Monday, October 24, 2011

Make-Ups Make a Difference

Parents and teachers participating in our courses and workshops sometimes get a little rattled when we suggest that they not request that their child or student say “I’m sorry.”  This bumps up against what almost all of us were taught as children, which is to apologize if someone is upset with us or we have done something “wrong.”  There are three main reasons that we recommend avoiding apologies:

1.   Typically, an apology simply wipes the slate clean.  There is no deepening of understanding, no true resolution to the issue and no change in behavior.  An apology let’s someone off the hook without making amends. 

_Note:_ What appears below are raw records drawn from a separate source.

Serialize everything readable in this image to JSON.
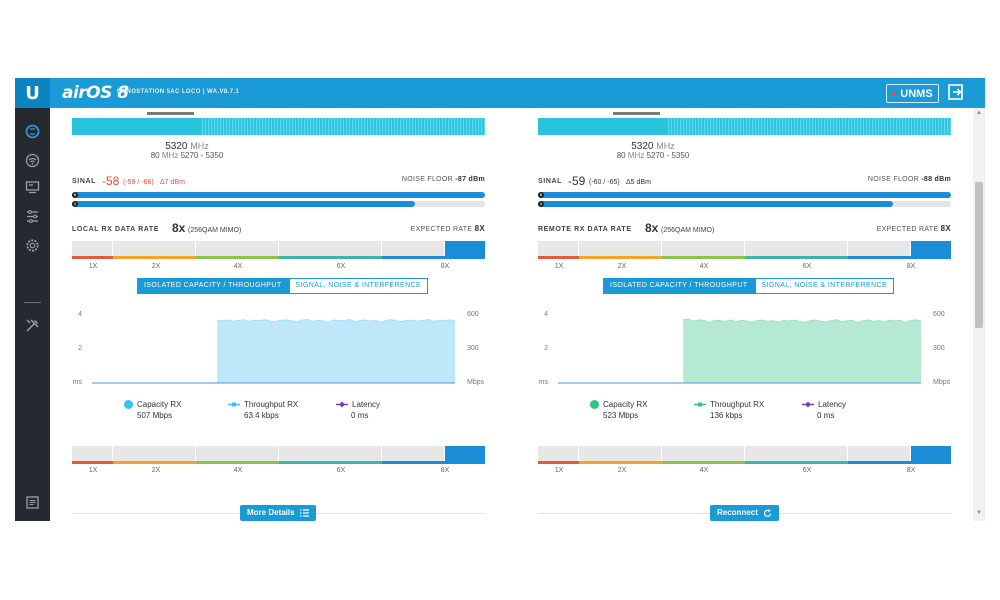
{
  "header": {
    "logo_text": "U",
    "product": "airOS 8",
    "device": "NANOSTATION 5AC LOCO | WA.V8.7.1",
    "unms_label": "UNMS"
  },
  "colors": {
    "accent": "#1a9ad6",
    "sidebar": "#262a30",
    "spectrum": "#27c3df",
    "signal_bad": "#e84b3a",
    "chain_bar": "#1a8cd8",
    "local_fill": "#bfe7fa",
    "remote_fill": "#b4ead4"
  },
  "sidebar": {
    "icons": [
      "dashboard-icon",
      "wireless-icon",
      "network-icon",
      "services-icon",
      "system-icon",
      "tools-icon",
      "log-icon"
    ]
  },
  "local": {
    "freq_value": "5320",
    "freq_unit": "MHz",
    "bandwidth_value": "80",
    "bandwidth_unit": "MHz",
    "freq_range": "5270 - 5350",
    "signal_label": "SINAL",
    "signal_value": "-58",
    "signal_chains": "(-59 / -66)",
    "signal_delta": "Δ7 dBm",
    "noise_floor_label": "NOISE FLOOR",
    "noise_floor_value": "-87 dBm",
    "chain0_fraction": 1.0,
    "chain1_fraction": 0.83,
    "rate_label": "LOCAL RX DATA RATE",
    "rate_value": "8x",
    "rate_mod": "(256QAM MIMO)",
    "expected_label": "EXPECTED RATE",
    "expected_value": "8X",
    "scale_ticks": [
      "1X",
      "2X",
      "4X",
      "6X",
      "8X"
    ],
    "tabs": [
      "ISOLATED CAPACITY / THROUGHPUT",
      "SIGNAL, NOISE & INTERFERENCE"
    ],
    "chart": {
      "type": "area",
      "y_left_ticks": [
        "4",
        "2",
        "ms"
      ],
      "y_right_ticks": [
        "600",
        "300",
        "Mbps"
      ],
      "right_max": 600,
      "start_fraction": 0.345,
      "values": [
        532,
        538,
        540,
        530,
        536,
        542,
        528,
        540,
        535,
        543,
        531,
        527,
        538,
        541,
        536,
        524,
        539,
        545,
        529,
        537,
        534,
        520,
        540,
        538,
        532,
        546,
        528,
        535,
        541,
        530,
        537,
        522,
        538,
        543,
        533,
        527,
        540,
        536,
        531,
        538,
        544,
        529,
        535,
        537,
        541,
        534
      ]
    },
    "legend": [
      {
        "label": "Capacity RX",
        "value": "507 Mbps"
      },
      {
        "label": "Throughput RX",
        "value": "63.4 kbps"
      },
      {
        "label": "Latency",
        "value": "0 ms"
      }
    ],
    "button_label": "More Details"
  },
  "remote": {
    "freq_value": "5320",
    "freq_unit": "MHz",
    "bandwidth_value": "80",
    "bandwidth_unit": "MHz",
    "freq_range": "5270 - 5350",
    "signal_label": "SINAL",
    "signal_value": "-59",
    "signal_chains": "(-60 / -65)",
    "signal_delta": "Δ5 dBm",
    "noise_floor_label": "NOISE FLOOR",
    "noise_floor_value": "-88 dBm",
    "chain0_fraction": 1.0,
    "chain1_fraction": 0.86,
    "rate_label": "REMOTE RX DATA RATE",
    "rate_value": "8x",
    "rate_mod": "(256QAM MIMO)",
    "expected_label": "EXPECTED RATE",
    "expected_value": "8X",
    "scale_ticks": [
      "1X",
      "2X",
      "4X",
      "6X",
      "8X"
    ],
    "tabs": [
      "ISOLATED CAPACITY / THROUGHPUT",
      "SIGNAL, NOISE & INTERFERENCE"
    ],
    "chart": {
      "type": "area",
      "y_left_ticks": [
        "4",
        "2",
        "ms"
      ],
      "y_right_ticks": [
        "600",
        "300",
        "Mbps"
      ],
      "right_max": 600,
      "start_fraction": 0.345,
      "values": [
        545,
        548,
        530,
        542,
        536,
        518,
        540,
        534,
        528,
        541,
        525,
        538,
        532,
        520,
        536,
        540,
        529,
        534,
        524,
        538,
        531,
        540,
        527,
        520,
        535,
        541,
        530,
        522,
        537,
        543,
        526,
        533,
        539,
        518,
        535,
        541,
        528,
        536,
        524,
        540,
        532,
        538,
        519,
        536,
        542,
        530
      ]
    },
    "legend": [
      {
        "label": "Capacity RX",
        "value": "523 Mbps"
      },
      {
        "label": "Throughput RX",
        "value": "136 kbps"
      },
      {
        "label": "Latency",
        "value": "0 ms"
      }
    ],
    "button_label": "Reconnect"
  }
}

2.   When a child simply repeats the words “I’m sorry,” because his parents requested that he do so, he generally doesn’t feel sorry.  Requesting that a child say the words when there are no authentic feelings behind them puts him out of integrity with himself.

3.  Instead of apologizing, doing a make-up makes such a big difference in relationships.  

Make-ups are a way to make amends.  If a relationship is disrupted, someone can restore balance through a make-up.  If a young child hits a friend, an adult can discuss options other than hitting, what the child wanted and how the other child might have felt.  The adult can suggest several make-up ideas if the child has not done them before.  The make-up, though, is the child’s decision, not the adult’s.  The child might decide to ask his friend if he can give him a hug or he can share a favorite toy. 

If an older child breaks a lamp, he can decide to have a certain amount of money withdrawn from his allowance each week until he pays for a new one.  If a teen forgets to tell mom that she has a meeting after school and moms needlessly waits in the pick-up line, the teen can do a make-up for inconveniencing mom, such as doing the laundry, babysitting a younger sibling or washing the car.  

One of the most powerful things a parent can do is to model make-ups.  Through watching us – and we may not even be aware that they are – children learn what a difference they can make with make-ups.